Cinq dragées traditionnelles sur plateau d'argent

Les superstitions météo et calendrier

Le ciel et le calendrier nourrissent un corpus riche de présages. Le jour, le mois, la météo du matin deviennent autant de signes à déchiffrer, et le choix de la date fait l’objet de recommandations anciennes.

La pluie porte chance, le mai porte malheur

La superstition selon laquelle la pluie du jour des noces porte bonheur connaît deux origines distinctes. Dans les cultures agricoles (Italie méridionale, Inde, Afrique rurale), la pluie est le signe par excellence de la fertilité des champs et, par extension symbolique, de la fécondité du couple et de l’abondance future du foyer. Dans la tradition britannique, elle est censée laver les chagrins et purifier l’union. L’interdiction du mois de mai pour se marier, très vivace en France jusqu’au XXe siècle, remonte à la Rome antique : mai était le mois de la Bona Dea et des Lemuria (fêtes des morts), période où l’on évitait les engagements majeurs. Ovide, dans les Fastes, recommande explicitement d’attendre juin. Le dicton « Noces de mai, noces mortelles » survit dans les proverbes régionaux français et italiens. Le vendredi 13, enfin, est écarté dans les cultures influencées par la numérologie chrétienne (treize apôtres à la Cène, vendredi de la Passion), tandis que le mardi est le jour neutre préféré dans les traditions orthodoxes grecques. Le samedi domine aujourd’hui le calendrier français pour des raisons purement pratiques, mais la superstition du « bon jour » reste vive dans certaines familles rurales.

Variations culturelles mondiales

Au-delà du monde occidental, chaque grande aire culturelle a développé ses propres systèmes de superstitions nuptiales. Les quelques exemples qui suivent montrent la diversité des solutions imaginées pour le même problème symbolique : protéger le couple et solliciter la fécondité.

Inde : le henné et le safran

En Inde, la cérémonie du mehendi, qui précède le mariage, consiste à dessiner des motifs de henné rouge sur les mains et les pieds de la mariée.

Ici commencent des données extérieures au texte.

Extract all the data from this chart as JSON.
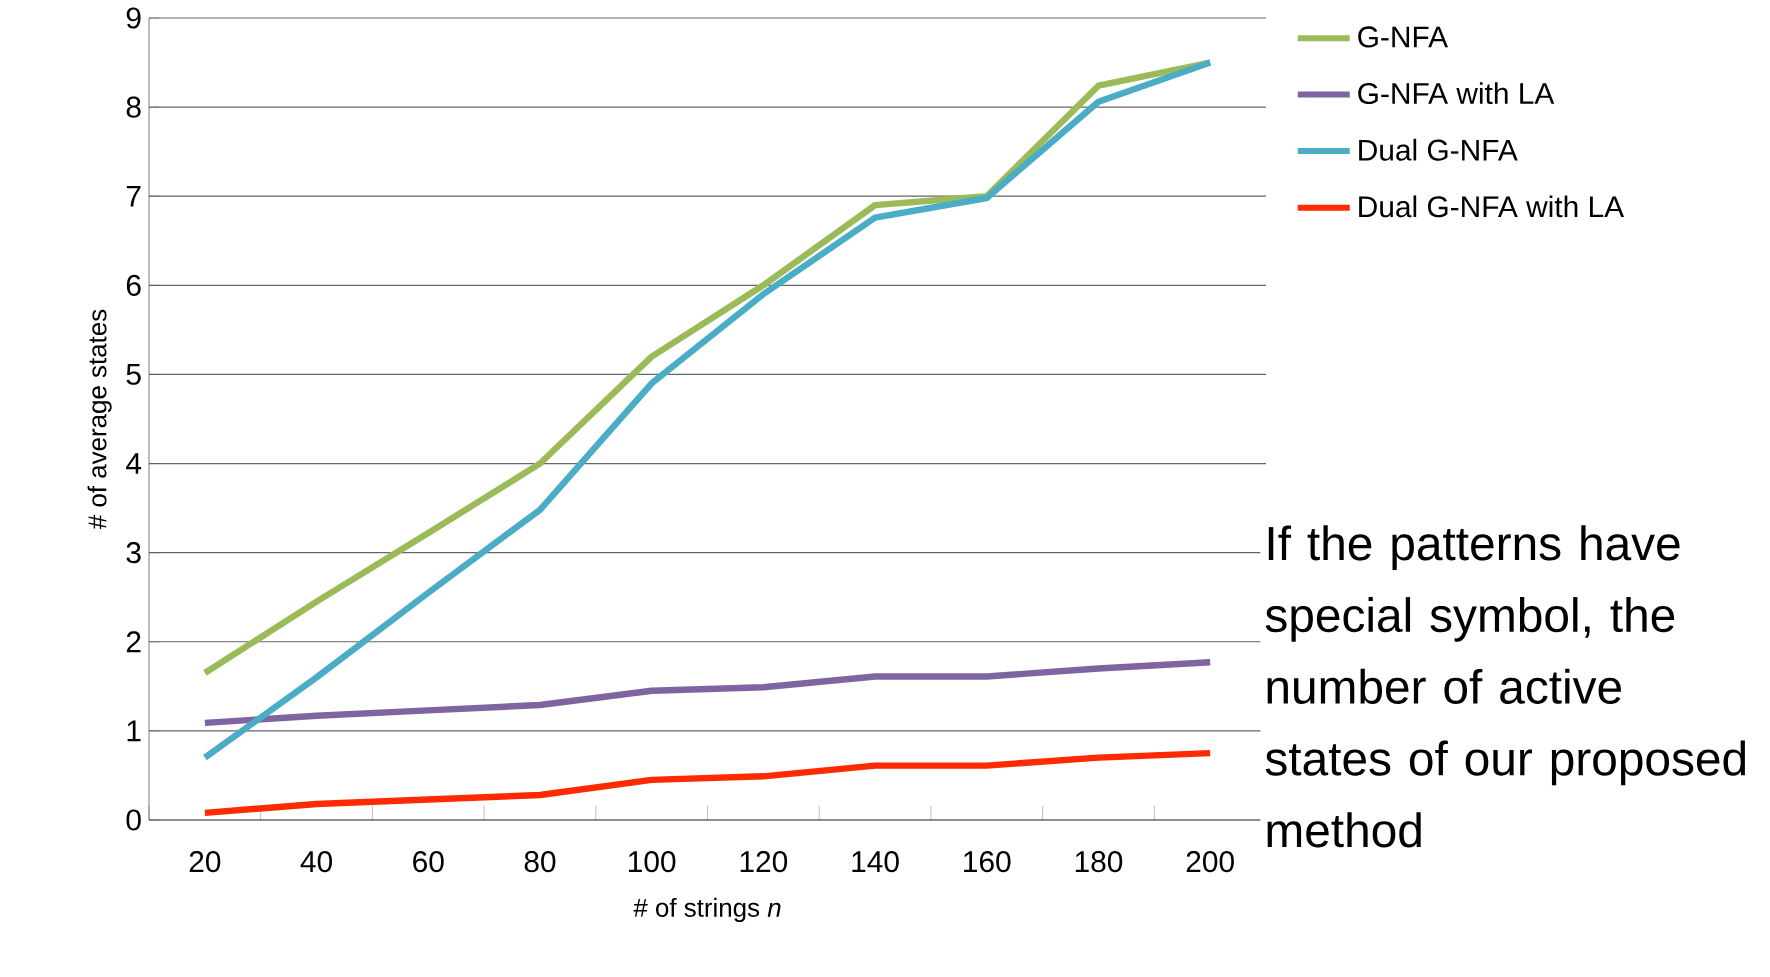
{
  "chart_data": {
    "type": "line",
    "xlabel": "# of strings *n*",
    "ylabel": "# of average states",
    "categories": [
      "20",
      "40",
      "60",
      "80",
      "100",
      "120",
      "140",
      "160",
      "180",
      "200"
    ],
    "series": [
      {
        "name": "G-NFA",
        "color": "#9bbb59",
        "values": [
          1.65,
          2.45,
          3.22,
          4.0,
          5.2,
          6.0,
          6.9,
          7.0,
          8.24,
          8.5
        ]
      },
      {
        "name": "G-NFA with LA",
        "color": "#8064a2",
        "values": [
          1.09,
          1.17,
          1.23,
          1.29,
          1.45,
          1.49,
          1.61,
          1.61,
          1.7,
          1.77
        ]
      },
      {
        "name": "Dual G-NFA",
        "color": "#4bacc6",
        "values": [
          0.7,
          1.6,
          2.55,
          3.48,
          4.9,
          5.9,
          6.76,
          6.98,
          8.06,
          8.5
        ]
      },
      {
        "name": "Dual G-NFA with LA",
        "color": "#ff2a00",
        "values": [
          0.08,
          0.18,
          0.23,
          0.28,
          0.45,
          0.49,
          0.61,
          0.61,
          0.7,
          0.75
        ]
      }
    ],
    "ylim": [
      0,
      9
    ],
    "yticks": [
      0,
      1,
      2,
      3,
      4,
      5,
      6,
      7,
      8,
      9
    ],
    "grid": "y",
    "legend": "top right",
    "marker": "none",
    "line_style": "solid",
    "annotations": [
      "If the patterns have special symbol, the number of active states of our proposed method"
    ]
  }
}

La couleur obtenue est un présage : plus elle est foncée, plus l’amour de la belle-mère sera intense. Des grains de riz jaunis au safran sont également lancés sur les époux. On retrouve dans le dossier du symbole de l’alliance un autre chapitre de ce patrimoine nuptial millénaire.

Chine : le rouge protecteur

En Chine, le rouge est la couleur nuptiale par excellence. La robe de la mariée, les enveloppes de cadeaux (hongbao), la voiture, les décorations florales : tout doit être rouge pour attirer la chance et éloigner les esprits maléfiques. Le jour du mariage est choisi selon l’almanach astrologique (huang li). Un miroir rouge accroché au-dessus du lit nuptial repousse les démons.

Afrique subsaharienne et Nord de l’Europe

Chez plusieurs peuples d’Afrique subsaharienne, les danses de groupe autour des mariés ont une fonction explicitement apotropaïque : éloigner les mauvais esprits attirés par la beauté de la mariée. Dans le Nord de l’Europe (Scandinavie, Écosse, Baltes), on traçait autrefois une croix de sel sur le seuil de la maison pour empêcher les influences néfastes d’entrer avec les époux. Ces pratiques convergent vers une même intuition anthropologique : le moment le plus heureux est aussi le plus menacé, et il réclame une vigilance collective.

Derrière l’apparente naïveté des superstitions nuptiales se cache une architecture symbolique d’une remarquable cohérence. Du flammeum romain au ruban bleu anglo-saxon, du jet de riz antique aux confettis modernes, chaque geste transmet une mémoire collective des peurs et des espoirs attachés au mariage. Les adopter ou non relève aujourd’hui du choix éditorial de chaque couple, mais les connaître, c’est entrer dans l’épaisseur du patrimoine nuptial que ce magazine s’efforce de documenter. Dans cette optique, une bonne organisation pratique du mariage peut également contribuer à apaiser les inquiétudes des futurs époux.